Die ersten strategischen Angriffe der USAAF-Bomber waren trotz der hohen Verluste durchaus erfolgreich. Bei den "Wiener Neustädter Flugzeugwerken" bewirkte die erste Phase der Angriffe im Herbst 1943 einen signifikanten Fertigungseinbruch. Nach dem erfolgreichsten Angriff am 2. November 1943 sank die monatliche Bf109-Ausstoßrate von 213 Stück im Oktober auf 50 im November und auf 37 im Dezember 1943. Im Winter 1943/44, also exakt zu dem Zeitpunkt, zu welchem die Versorgung der deutschen Luftwaffe mit einmotorigen Jägern aufgrund der zu erwartenden Offensive der alliierten Luftwaffen im Frühjahr 1944 hohe Priorität hatte, fiel das wichtigste Flugzeugwerk des Deutschen Reiches in seiner Produktivität entscheidend zurück.

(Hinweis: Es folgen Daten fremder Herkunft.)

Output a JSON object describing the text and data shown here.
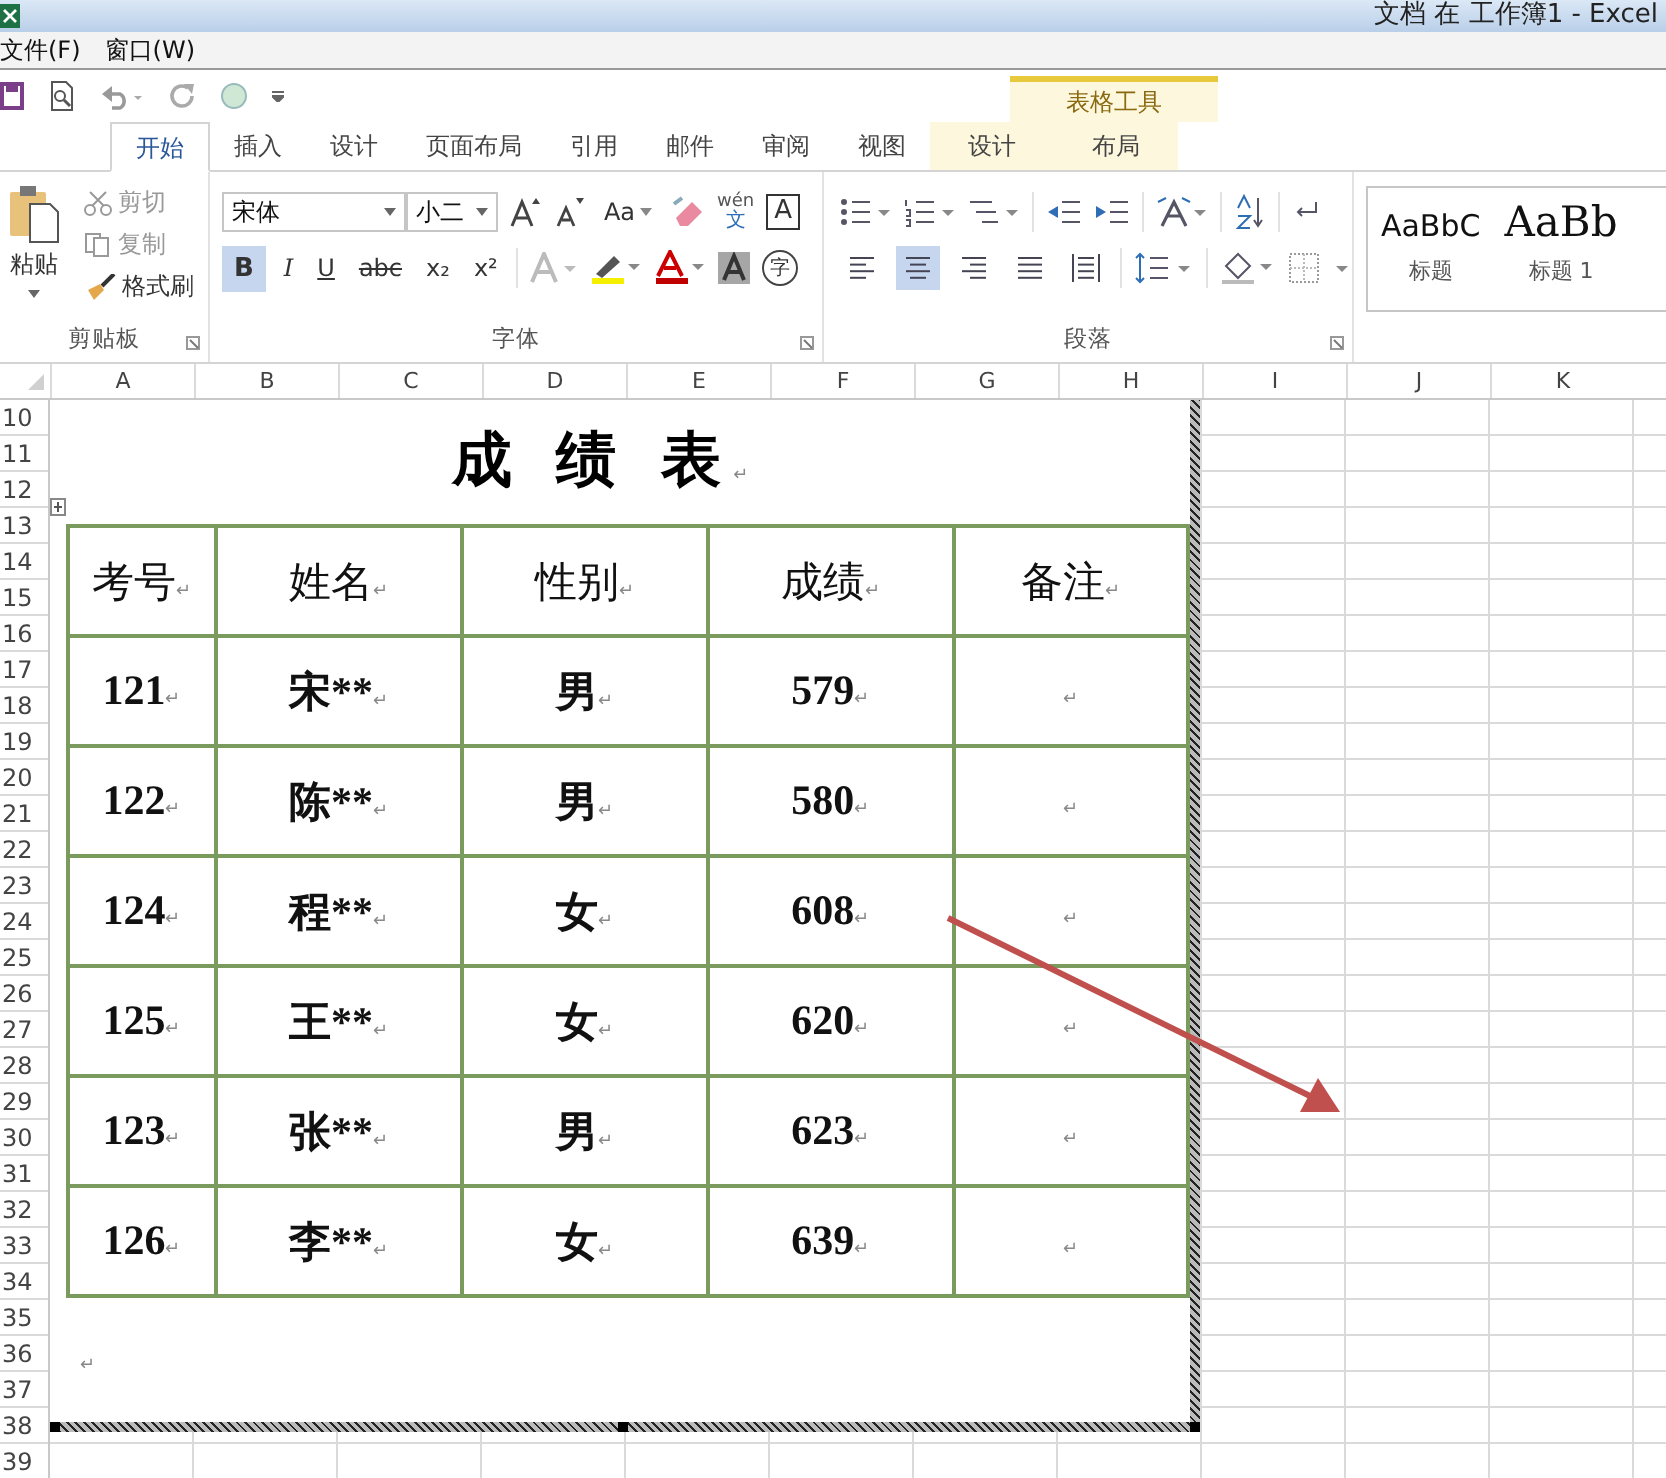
{
  "window": {
    "title": "文档 在 工作簿1 - Excel"
  },
  "menu": [
    "文件(F)",
    "窗口(W)"
  ],
  "contextual_tab_group": {
    "title": "表格工具"
  },
  "tabs": [
    {
      "label": "开始",
      "selected": true,
      "contextual": false
    },
    {
      "label": "插入",
      "selected": false,
      "contextual": false
    },
    {
      "label": "设计",
      "selected": false,
      "contextual": false
    },
    {
      "label": "页面布局",
      "selected": false,
      "contextual": false
    },
    {
      "label": "引用",
      "selected": false,
      "contextual": false
    },
    {
      "label": "邮件",
      "selected": false,
      "contextual": false
    },
    {
      "label": "审阅",
      "selected": false,
      "contextual": false
    },
    {
      "label": "视图",
      "selected": false,
      "contextual": false
    },
    {
      "label": "设计",
      "selected": false,
      "contextual": true
    },
    {
      "label": "布局",
      "selected": false,
      "contextual": true
    }
  ],
  "clipboard": {
    "paste": "粘贴",
    "cut": "剪切",
    "copy": "复制",
    "format_painter": "格式刷",
    "group": "剪贴板"
  },
  "font": {
    "name": "宋体",
    "size": "小二",
    "group": "字体",
    "case_button": "Aa",
    "phonetic": "wén",
    "phonetic_char": "文",
    "border_char": "A",
    "enclose_char": "字",
    "buttons": [
      {
        "label": "B",
        "kind": "bold",
        "selected": true
      },
      {
        "label": "I",
        "kind": "italic",
        "selected": false
      },
      {
        "label": "U",
        "kind": "underline",
        "selected": false
      },
      {
        "label": "abc",
        "kind": "strike",
        "selected": false
      },
      {
        "label": "x₂",
        "kind": "plain",
        "selected": false
      },
      {
        "label": "x²",
        "kind": "plain",
        "selected": false
      }
    ]
  },
  "paragraph": {
    "group": "段落",
    "alignments": [
      {
        "kind": "left",
        "selected": false
      },
      {
        "kind": "center",
        "selected": true
      },
      {
        "kind": "right",
        "selected": false
      },
      {
        "kind": "justify",
        "selected": false
      },
      {
        "kind": "distributed",
        "selected": false
      }
    ]
  },
  "styles": [
    {
      "sample": "AaBbC",
      "label": "标题",
      "kind": "sans"
    },
    {
      "sample": "AaBb",
      "label": "标题 1",
      "kind": "serif"
    }
  ],
  "columns": [
    "A",
    "B",
    "C",
    "D",
    "E",
    "F",
    "G",
    "H",
    "I",
    "J",
    "K"
  ],
  "rows": [
    "10",
    "11",
    "12",
    "13",
    "14",
    "15",
    "16",
    "17",
    "18",
    "19",
    "20",
    "21",
    "22",
    "23",
    "24",
    "25",
    "26",
    "27",
    "28",
    "29",
    "30",
    "31",
    "32",
    "33",
    "34",
    "35",
    "36",
    "37",
    "38",
    "39"
  ],
  "document": {
    "title": "成 绩 表",
    "title_mark": "↵",
    "end_mark": "↵",
    "header": [
      {
        "text": "考号",
        "mark": "↵"
      },
      {
        "text": "姓名",
        "mark": "↵"
      },
      {
        "text": "性别",
        "mark": "↵"
      },
      {
        "text": "成绩",
        "mark": "↵"
      },
      {
        "text": "备注",
        "mark": "↵"
      }
    ],
    "rows": [
      [
        {
          "text": "121",
          "mark": "↵"
        },
        {
          "text": "宋**",
          "mark": "↵"
        },
        {
          "text": "男",
          "mark": "↵"
        },
        {
          "text": "579",
          "mark": "↵"
        },
        {
          "text": "",
          "mark": "↵"
        }
      ],
      [
        {
          "text": "122",
          "mark": "↵"
        },
        {
          "text": "陈**",
          "mark": "↵"
        },
        {
          "text": "男",
          "mark": "↵"
        },
        {
          "text": "580",
          "mark": "↵"
        },
        {
          "text": "",
          "mark": "↵"
        }
      ],
      [
        {
          "text": "124",
          "mark": "↵"
        },
        {
          "text": "程**",
          "mark": "↵"
        },
        {
          "text": "女",
          "mark": "↵"
        },
        {
          "text": "608",
          "mark": "↵"
        },
        {
          "text": "",
          "mark": "↵"
        }
      ],
      [
        {
          "text": "125",
          "mark": "↵"
        },
        {
          "text": "王**",
          "mark": "↵"
        },
        {
          "text": "女",
          "mark": "↵"
        },
        {
          "text": "620",
          "mark": "↵"
        },
        {
          "text": "",
          "mark": "↵"
        }
      ],
      [
        {
          "text": "123",
          "mark": "↵"
        },
        {
          "text": "张**",
          "mark": "↵"
        },
        {
          "text": "男",
          "mark": "↵"
        },
        {
          "text": "623",
          "mark": "↵"
        },
        {
          "text": "",
          "mark": "↵"
        }
      ],
      [
        {
          "text": "126",
          "mark": "↵"
        },
        {
          "text": "李**",
          "mark": "↵"
        },
        {
          "text": "女",
          "mark": "↵"
        },
        {
          "text": "639",
          "mark": "↵"
        },
        {
          "text": "",
          "mark": "↵"
        }
      ]
    ]
  }
}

Untergang der deutschen Luftwaffe

Die beiden strategischen Bomberflotten der im Februar 1944 aufgestellten United States Strategic Air Forces (USSTAF) in England und Italien benötigten nur wenige Monate, um jene Lücke zu füllen, die sie bisher an einer erfolgreichen Bomberoffensive gehindert hatte. Bis zum Frühjahr 1944 waren für die amerikanischen Begleitjäger der Typen P-47 "Thunderbolt" und P-38 "Lightning" ausreichend Treibstoffzusatztanks verfügbar, und mit dem Erscheinen der P-51 "Mustang" hatte die USAAF endlich einen Begleitjäger zur Hand, mit dem die erhoffte notwendige und entscheidende weitere Reichweitensteigerung möglich war.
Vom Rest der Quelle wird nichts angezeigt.